Rickie parecía uno más de esos grandes proyectos; asesores en vestimenta, en comportamiento, estilistas y seguramente entrenadores hasta de sonrisa; mamá y bella novia —cuyo nombre ya todos sabemos que es Alexandra Brown—al lado del green… pero Rickie nomás no ganaba. A este circo le estaban creciendo los enanos y de pronto Fowler —a pesar de que quisieran quitarle cinco años de edad para embrutecer aún más a los mercados adolescentes— comenzó a crecer y llegó a los 23 años de edad sin victorias en el PGA Tour.
Así pasaron muchos torneos, hasta que en la septuagésima segunda oportunidad, un gran cierre en el Wells Fargo Championship le abrió un espacio en la muerte súbita, ante dos adversarios, uno de los cuales es la antítesis de su propia personalidad —cinco meses menor que él— y probablemente el mejor golfista del planeta en la actualidad; alguien que no necesita disfrazarse de mandarina los domingos para que lo vean, pues prefiere resolver ese asunto ganando torneos: el norirlandés Rory McIlroy.
Minutos después, ante un público eufórico en Charlotte, Carolina del Norte, dejando atrás cuatro subcampeonatos y poniéndole broche de oro a un approach excepcional, Rickie ganaría su primer torneo.
Él mismo entiende su posición. «Rory es el jugador joven mejor clasificado en este momento.
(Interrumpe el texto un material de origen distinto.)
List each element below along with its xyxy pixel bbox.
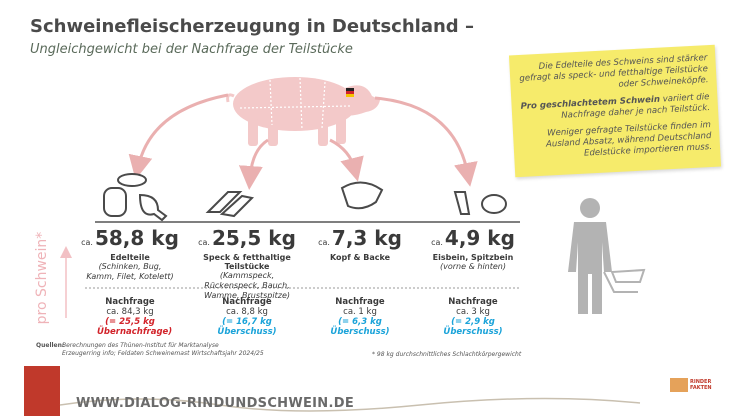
item-name: Edelteile (110, 253, 150, 262)
prefix: ca. (198, 238, 210, 247)
item: ca. 4,9 kg Eisbein, Spitzbein (vorne & hint… (418, 226, 528, 272)
amount: 25,5 kg (211, 226, 296, 250)
demand-value: ca. 8,8 kg (226, 307, 268, 317)
demand: Nachfrage ca. 1 kg (= 6,3 kg Überschuss) (305, 297, 415, 337)
brand: RINDER FAKTEN (690, 379, 712, 391)
amount: 4,9 kg (444, 226, 515, 250)
footnote: * 98 kg durchschnittliches Schlachtkörpe… (372, 351, 522, 358)
balance: (= 16,7 kg Überschuss) (217, 317, 277, 337)
icons (103, 173, 507, 222)
item-name: Eisbein, Spitzbein (432, 253, 514, 262)
source-line: Quellen:Berechnungen des Thünen-Institut… (36, 342, 264, 350)
pig (226, 77, 380, 146)
balance: (= 2,9 kg Überschuss) (443, 317, 503, 337)
note-text: Die Edelteile des Schweins sind stärker … (519, 53, 709, 90)
source-text: Berechnungen des Thünen-Institut für Mar… (62, 342, 219, 349)
prefix: ca. (431, 238, 443, 247)
logo (24, 366, 688, 416)
balance: (= 25,5 kg Übernachfrage) (97, 317, 173, 337)
source-text: Erzeugerring info; Feldaten Schweinemast… (62, 350, 264, 357)
amount: 7,3 kg (331, 226, 402, 250)
item-detail: (Schinken, Bug, Kamm, Filet, Kotelett) (86, 262, 174, 281)
amount-line: ca. 25,5 kg (192, 226, 302, 250)
demand: Nachfrage ca. 84,3 kg (= 25,5 kg Übernachf… (75, 297, 185, 337)
amount-line: ca. 4,9 kg (418, 226, 528, 250)
demand: Nachfrage ca. 3 kg (= 2,9 kg Überschuss) (418, 297, 528, 337)
amount-line: ca. 58,8 kg (75, 226, 185, 250)
demand-label: Nachfrage (105, 297, 155, 307)
balance: (= 6,3 kg Überschuss) (330, 317, 390, 337)
side-label: pro Schwein* (34, 231, 50, 325)
amount: 58,8 kg (94, 226, 179, 250)
amount-line: ca. 7,3 kg (305, 226, 415, 250)
demand-label: Nachfrage (448, 297, 498, 307)
item-name: Speck & fetthaltige Teilstücke (203, 253, 291, 271)
demand-value: ca. 84,3 kg (106, 307, 154, 317)
note-text: Weniger gefragte Teilstücke finden im Au… (545, 120, 713, 159)
item: ca. 58,8 kg Edelteile (Schinken, Bug, Kamm,… (75, 226, 185, 282)
note-text: Pro geschlachtetem Schwein variiert die … (519, 92, 710, 124)
arrows (60, 93, 478, 318)
source-label: Quellen: (36, 342, 65, 349)
item: ca. 7,3 kg Kopf & Backe (305, 226, 415, 262)
prefix: ca. (81, 238, 93, 247)
footer-url: WWW.DIALOG-RINDUNDSCHWEIN.DE (76, 396, 354, 411)
demand: Nachfrage ca. 8,8 kg (= 16,7 kg Überschuss… (192, 297, 302, 337)
demand-label: Nachfrage (335, 297, 385, 307)
sources: Quellen:Berechnungen des Thünen-Institut… (36, 342, 264, 358)
title: Schweinefleischerzeugung in Deutschland … (30, 16, 474, 37)
item-detail: (Kammspeck, Rückenspeck, Bauch, Wamme, B… (204, 271, 290, 300)
item-name: Kopf & Backe (329, 253, 391, 262)
prefix: ca. (318, 238, 330, 247)
person (568, 198, 646, 314)
subtitle: Ungleichgewicht bei der Nachfrage der Te… (30, 42, 353, 57)
demand-value: ca. 3 kg (456, 307, 490, 317)
demand-value: ca. 1 kg (343, 307, 377, 317)
item: ca. 25,5 kg Speck & fetthaltige Teilstücke… (192, 226, 302, 301)
demand-label: Nachfrage (222, 297, 272, 307)
item-detail: (vorne & hinten) (440, 262, 506, 271)
note: Die Edelteile des Schweins sind stärker … (508, 44, 722, 178)
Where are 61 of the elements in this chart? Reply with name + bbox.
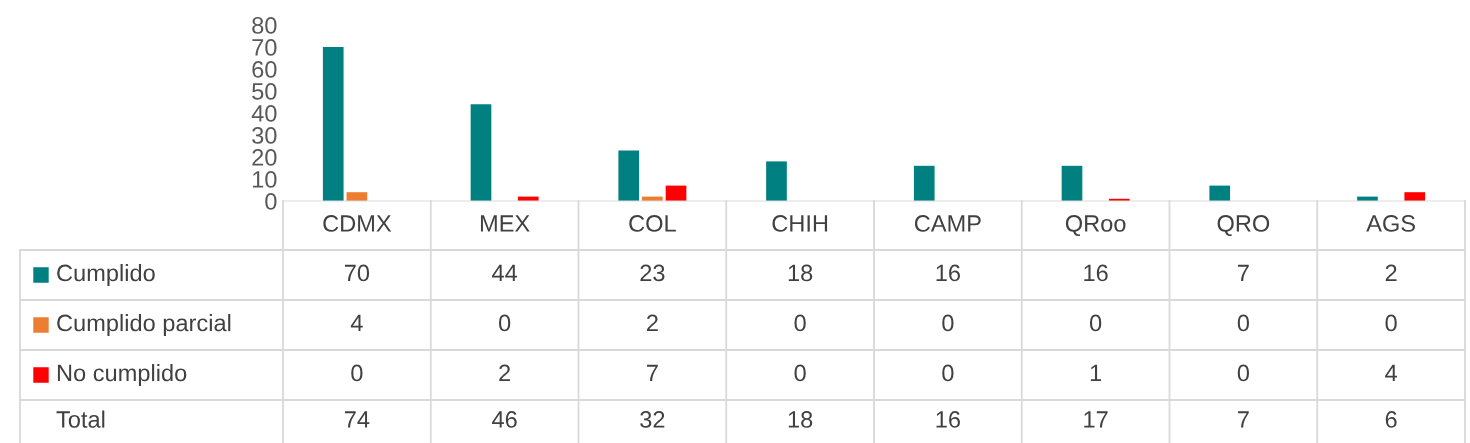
data-label: 18 bbox=[788, 264, 813, 282]
data-label: 0 bbox=[794, 364, 806, 382]
text: 16 bbox=[936, 411, 960, 428]
data-label: 2 bbox=[1385, 264, 1397, 282]
data-label: 0 bbox=[351, 364, 363, 382]
data-label: 0 bbox=[1237, 364, 1250, 382]
y-tick-label: 30 bbox=[252, 127, 277, 144]
x-tick-label: QRoo bbox=[1065, 215, 1126, 237]
bar bbox=[470, 104, 492, 201]
data-label: 23 bbox=[640, 264, 665, 282]
bar bbox=[913, 165, 935, 201]
data-label: 0 bbox=[1237, 314, 1250, 332]
y-tick-label: 80 bbox=[252, 17, 277, 34]
x-tick-label: MEX bbox=[480, 215, 530, 232]
text: 6 bbox=[1385, 411, 1397, 428]
data-label: 44 bbox=[492, 264, 518, 282]
y-tick-label: 20 bbox=[252, 149, 277, 166]
bar bbox=[766, 161, 787, 201]
bar bbox=[1209, 185, 1231, 201]
data-label: 0 bbox=[1385, 314, 1397, 332]
bar bbox=[618, 150, 640, 201]
data-label: 1 bbox=[1090, 364, 1102, 382]
text: 46 bbox=[492, 411, 517, 428]
text: 74 bbox=[344, 411, 370, 428]
text: 7 bbox=[1238, 411, 1249, 428]
bar bbox=[322, 47, 344, 201]
data-label: 4 bbox=[350, 314, 363, 332]
text: 17 bbox=[1084, 411, 1108, 428]
bar bbox=[1061, 165, 1083, 201]
data-label: 0 bbox=[942, 364, 954, 382]
data-label: 7 bbox=[647, 364, 658, 382]
data-label: 0 bbox=[942, 314, 954, 332]
y-tick-label: 40 bbox=[251, 105, 277, 122]
data-label: 2 bbox=[647, 314, 658, 332]
data-label: 2 bbox=[499, 364, 511, 382]
data-label: 70 bbox=[344, 264, 370, 282]
data-label: 16 bbox=[936, 264, 960, 282]
x-tick-label: CAMP bbox=[914, 215, 981, 232]
x-tick-label: CDMX bbox=[323, 215, 392, 232]
y-tick-label: 10 bbox=[252, 171, 277, 188]
y-tick-label: 50 bbox=[252, 83, 277, 100]
text: 32 bbox=[640, 411, 665, 428]
x-tick-label: AGS bbox=[1366, 215, 1415, 232]
data-label: 7 bbox=[1238, 264, 1249, 282]
x-tick-label: COL bbox=[629, 215, 676, 232]
data-label: 16 bbox=[1084, 264, 1108, 282]
data-label: 4 bbox=[1385, 364, 1397, 382]
y-tick-label: 0 bbox=[265, 193, 277, 210]
text: 18 bbox=[788, 411, 813, 428]
legend-label: Cumplido bbox=[57, 263, 155, 286]
legend-label: No cumplido bbox=[57, 363, 187, 386]
bar bbox=[1404, 192, 1426, 201]
x-tick-label: CHIH bbox=[772, 215, 828, 232]
legend-label: Cumplido parcial bbox=[57, 313, 231, 336]
data-label: 0 bbox=[1089, 314, 1102, 332]
data-label: 0 bbox=[794, 314, 806, 332]
y-tick-label: 70 bbox=[252, 39, 277, 56]
data-label: 0 bbox=[498, 314, 511, 332]
text: Total bbox=[56, 410, 105, 428]
y-tick-label: 60 bbox=[252, 61, 277, 78]
x-tick-label: QRO bbox=[1217, 215, 1270, 237]
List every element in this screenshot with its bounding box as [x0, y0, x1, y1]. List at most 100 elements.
Yo soy probablemente el que más sobresale por el color —mencionó Fowler—. Ahora soy un ganador en el PGA Tour,así que ya tengo algo de credibilidad».
Pero a pesar de este destello de humildad y comprensión de su posición en la esfera golfística, los jilgueros de la crónica yanqui decidieron no esperar y pidieron el tañer de las campanas; finalmente el ídolo había despertado; Tangerine-Man —Superman-darino sería un buen nombre para la versión en español de su comic en Marvel—, blandiendo su pitching wedge, llegaba para derrotar a las hordas europeas que se habían adueñado de Golfópolis. Ya no harían falta los viejitos Tiger Woods o Phil Mickelson —quien ingresó el lunes al Salón de la Fama— y mucho menos Steve Stricker o Jim Furyk. Los nuevos 4 Fantásticos, Rickie, Bubba (Watson), Hunter (Mahan)y Dustin (Johnson) serán quienes recuperen el control del Tío Sam en el orden mundial… del golf.
Dice el dicho: Uno no es ninguno, dos es medio y tres es uno.